Racial Insurrection and Republican Politics

There’s an intimate yet somewhat obscure connection between a certain strain of right-populism and the idealization of workers in the state violence industry—cops, soldiers, prison guards, border guards. It’s not only that right-populism offers security to ordinary citizens, and that violence workers are the means to that security; there’s more to it than that. The imaginative focus is not so much on the peace that will be achieved once the cops crack some heads as on the cops themselves, doing the cracking; in this mental universe, the cop is the ideal citizen, his cracking heads the civic act par excellence.

It’s no accident that the police unions were among the first to endorse Donald Trump, or that the border patrol union broke decades of tradition to endorse him. They heard something in his depictions of the “carnage” and chaos of modern American life and his demand that actions, not words, be brought to bear on this chaos, a reflection of their labor conditions—the world as it appears to cops; they thrilled to it. And not for the first time. The Trump-cop connection goes much farther back; the racist police system has everything to do with his political career and the strain of paranoid politics it represents. The man who described American cities as “carnage” in his inauguration address last week is, after all, the same real estate developer from Queens who, way back in 1989, when Ed Koch was mayor of New York City, spent $85,000 placing a full-page ad in every paper in the city demanding the execution of the Central Park Five.

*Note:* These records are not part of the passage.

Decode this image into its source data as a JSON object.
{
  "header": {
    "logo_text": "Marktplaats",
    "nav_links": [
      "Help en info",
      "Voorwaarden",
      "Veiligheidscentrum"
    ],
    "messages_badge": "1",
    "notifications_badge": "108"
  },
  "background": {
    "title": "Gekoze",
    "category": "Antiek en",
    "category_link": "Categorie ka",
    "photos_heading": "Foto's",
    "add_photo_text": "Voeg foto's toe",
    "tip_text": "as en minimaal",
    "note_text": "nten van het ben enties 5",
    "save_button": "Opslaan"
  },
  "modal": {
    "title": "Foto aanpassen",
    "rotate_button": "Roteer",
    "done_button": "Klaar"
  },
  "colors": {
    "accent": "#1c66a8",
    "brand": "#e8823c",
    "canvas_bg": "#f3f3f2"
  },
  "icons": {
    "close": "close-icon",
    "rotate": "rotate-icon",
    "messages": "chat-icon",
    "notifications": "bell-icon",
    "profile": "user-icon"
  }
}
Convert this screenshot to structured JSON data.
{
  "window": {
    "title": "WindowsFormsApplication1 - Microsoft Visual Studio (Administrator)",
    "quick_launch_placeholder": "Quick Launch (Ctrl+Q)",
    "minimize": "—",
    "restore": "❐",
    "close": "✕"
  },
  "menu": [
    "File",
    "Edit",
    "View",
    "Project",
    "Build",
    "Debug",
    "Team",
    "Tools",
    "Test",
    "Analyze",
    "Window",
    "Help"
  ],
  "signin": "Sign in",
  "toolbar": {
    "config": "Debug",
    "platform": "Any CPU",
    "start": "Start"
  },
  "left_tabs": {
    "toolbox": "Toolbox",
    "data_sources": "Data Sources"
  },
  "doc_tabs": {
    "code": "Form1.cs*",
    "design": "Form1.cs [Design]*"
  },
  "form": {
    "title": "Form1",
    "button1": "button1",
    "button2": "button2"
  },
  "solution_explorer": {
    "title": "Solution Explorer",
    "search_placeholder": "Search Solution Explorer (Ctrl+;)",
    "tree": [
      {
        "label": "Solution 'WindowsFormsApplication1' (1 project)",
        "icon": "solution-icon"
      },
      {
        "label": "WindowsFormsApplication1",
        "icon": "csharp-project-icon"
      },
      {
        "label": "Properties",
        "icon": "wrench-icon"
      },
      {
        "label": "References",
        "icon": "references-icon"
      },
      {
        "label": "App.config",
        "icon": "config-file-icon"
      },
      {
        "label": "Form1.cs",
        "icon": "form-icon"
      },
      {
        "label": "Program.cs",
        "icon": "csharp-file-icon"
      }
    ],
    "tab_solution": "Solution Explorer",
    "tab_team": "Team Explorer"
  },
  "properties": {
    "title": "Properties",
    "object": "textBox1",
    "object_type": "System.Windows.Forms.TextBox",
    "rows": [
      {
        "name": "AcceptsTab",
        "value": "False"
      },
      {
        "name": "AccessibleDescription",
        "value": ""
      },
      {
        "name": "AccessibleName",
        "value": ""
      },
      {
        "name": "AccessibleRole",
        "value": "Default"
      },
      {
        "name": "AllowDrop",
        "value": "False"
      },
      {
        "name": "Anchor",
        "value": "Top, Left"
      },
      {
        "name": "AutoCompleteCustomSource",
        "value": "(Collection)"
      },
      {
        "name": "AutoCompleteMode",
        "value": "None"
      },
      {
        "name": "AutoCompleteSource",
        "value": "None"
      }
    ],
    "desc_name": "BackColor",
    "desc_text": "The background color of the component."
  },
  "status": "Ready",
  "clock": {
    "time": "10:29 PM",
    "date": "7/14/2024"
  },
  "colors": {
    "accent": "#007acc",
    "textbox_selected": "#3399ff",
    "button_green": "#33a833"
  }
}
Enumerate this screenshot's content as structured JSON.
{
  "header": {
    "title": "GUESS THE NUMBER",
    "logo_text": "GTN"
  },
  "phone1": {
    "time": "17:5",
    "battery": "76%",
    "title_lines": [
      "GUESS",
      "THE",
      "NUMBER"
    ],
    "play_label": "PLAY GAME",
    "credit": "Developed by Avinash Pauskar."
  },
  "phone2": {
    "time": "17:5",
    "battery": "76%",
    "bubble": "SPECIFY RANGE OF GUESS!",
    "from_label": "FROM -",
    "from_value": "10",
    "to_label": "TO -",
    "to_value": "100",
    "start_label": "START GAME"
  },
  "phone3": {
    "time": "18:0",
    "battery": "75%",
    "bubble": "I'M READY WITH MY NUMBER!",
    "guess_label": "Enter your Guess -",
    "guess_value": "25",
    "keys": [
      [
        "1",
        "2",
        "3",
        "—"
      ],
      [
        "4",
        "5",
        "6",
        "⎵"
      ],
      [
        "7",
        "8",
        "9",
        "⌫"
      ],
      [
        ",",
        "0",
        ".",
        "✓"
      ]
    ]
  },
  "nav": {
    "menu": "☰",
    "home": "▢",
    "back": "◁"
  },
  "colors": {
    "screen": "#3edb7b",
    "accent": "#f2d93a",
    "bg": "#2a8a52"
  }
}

Bring back our police: the cop is not only the ideal citizen but, Christ-like, the eternally betrayed one. Who betrays him? Liberals, talkers, those who would rather understand and psychoanalyze than act, those who in their blessed innocence can afford to think that a city doesn’t need cops. It is this note that has caused not only police but those other fists of the state, the border patrol, to thrill to Trump’s side: they feel betrayed, hard done by. As the National Border Patrol Council, the ICE union, wrote in endorsing their first presidential candidate ever: “We represent 16,500 agents who selflessly serve this country in an environment where our own political leaders try to keep us from doing our jobs.” (In the hours after Trump's Muslim ban was stayed by a federal judge, disturbing reports emerged that Customs and Border Patrol agents were ignoring the court order and deporting people anyway.)

This sense of grievance and betrayal—not entirely unjustified, as I shall try to show below—seems to be a natural product of violence workers’ conditions of labor; it’s as fresh now as it was in 1989, and it has left a lasting impact on the politics of New York and many other cities. Not many years after Trump placed that ad, Rudy Giuliani rode a thousands-strong police riot to the mayoralty on much the same issue and made New York the most police-ridden city in the nation.

Most of my friends on the left, who thought about nothing but police politics two years ago, aren’t thinking too much about it now; it’s hard to focus on normal violence when so much abnormal violence seems threatened. But I think forgetting about the police, even temporarily, would be a mistake. It’s not entirely an accident, after all, that the Trump presidency comes in the wake of Black Lives Matter, the largest and most visible contestation of police violence in decades. Despite coastal liberals’ tendency to project racism into a geographic and cultural elsewhere, it’s not an accident that Donald Trump is from New York, and understanding the intimately linked worlds of policing and real estate in the great northern American cities is important to understanding what he means. Normal, localized state violence, and the contradictions it entails, and the rhetorics and mentalities and political imaginaries it makes possible, don't stand in isolation from national politics; they're omnipresent, and they fester.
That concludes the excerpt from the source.